If nature endowed a baby with instincts there would be no need for reason or education. Education cannot teach a cat how to nurse or wash a kitten any better than it does,—its instinct is good enough. The mother of a human baby, however, is not born with the instinct which enables her to care for her baby equally as well as the cat cares for her kitten. She must be educated or taught to care for it. She can then care for it better than the cat cares for the kitten, and she can be taught to bake, to sew, to read; to play on the piano, which a cat cannot be taught. So while a baby may be the most helpless living thing at one stage of its career it has in it—in the faculty of reasoning—the ability to become the Lord of all the Earth and of all the animals therein. To limit the environment of a child by imposing instincts upon it, would be to limit its inherent freedom. To be obliged to obey a prescribed instinctive law would rob mankind of his creative or reasoning faculty, and that would be to lower him to the level of the brute creation. Reason is of no use if our acts are already determined for us.
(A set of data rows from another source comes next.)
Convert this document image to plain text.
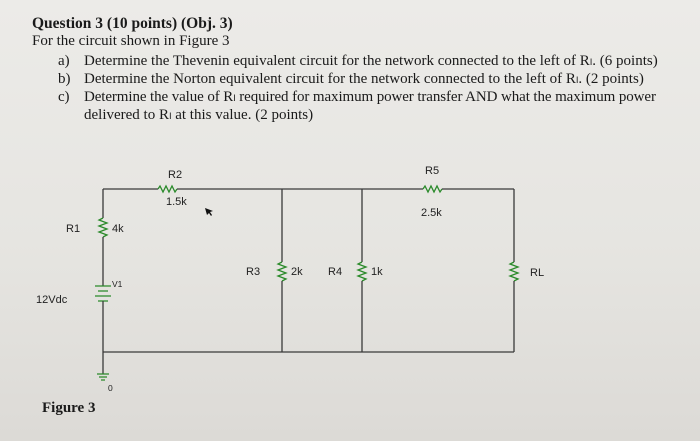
Question 3 (10 points) (Obj. 3)
For the circuit shown in Figure 3
a) Determine the Thevenin equivalent circuit for the network connected to the left of Rₗ. (6 points)
b) Determine the Norton equivalent circuit for the network connected to the left of Rₗ. (2 points)
c) Determine the value of Rₗ required for maximum power transfer AND what the maximum power
delivered to Rₗ at this value. (2 points)
R2
1.5k
R5
2.5k
R1	4k
R3	2k R4	1k	RL
V1
12Vdc
0
Figure 3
There are therefore good reasons why the human baby should be, at the moment of its birth, the most helpless living thing; and as a consequence it is imperative, if the eugenic ideal is worthy of attainment, that every baby should have the benefit of trained and efficient care and education.

THE DELICATE CHILD

There is a certain standard by which we measure the physical and mental development of children. This standard we regard as the evidence of normal development. Some children exceed these requirements; they are bigger and stronger at a given age than the average child at the same age. There are other children who cannot be called sick, but who are physically and mentally inferior to the average standard, whom we designate as "delicate." These children are not as big, or as strong, or as heavy, as other children of the same age. They are born with a reduced vitality, or through mismanagement in early infancy they have acquired a subnormal standard of development. Children born of parents who are not of standard vitality are predisposed to be delicate. If the parents are of average development, and the delicacy of the child is acquired by mismanagement, the proper dietetic and hygienic management will, as a rule, promptly result in a satisfactory restoration to normal health.

Treatment.—When a mother awakes to the knowledge that her child is delicate; when she understands that her child's vitality is not what it should be, and when she resolves to "do something" in the interest of her child, she is on the right road, and we hope to encourage her in the good intention. We would however tell her that her effort must be thorough, and that she must be patient and persevering. If she does not falter in well doing she will succeed beyond her expectation, and the satisfaction she will experience in noting the evidences of returning health and strength in the appearance and conduct of her child, should be ample recompense for the effort made and the time bestowed.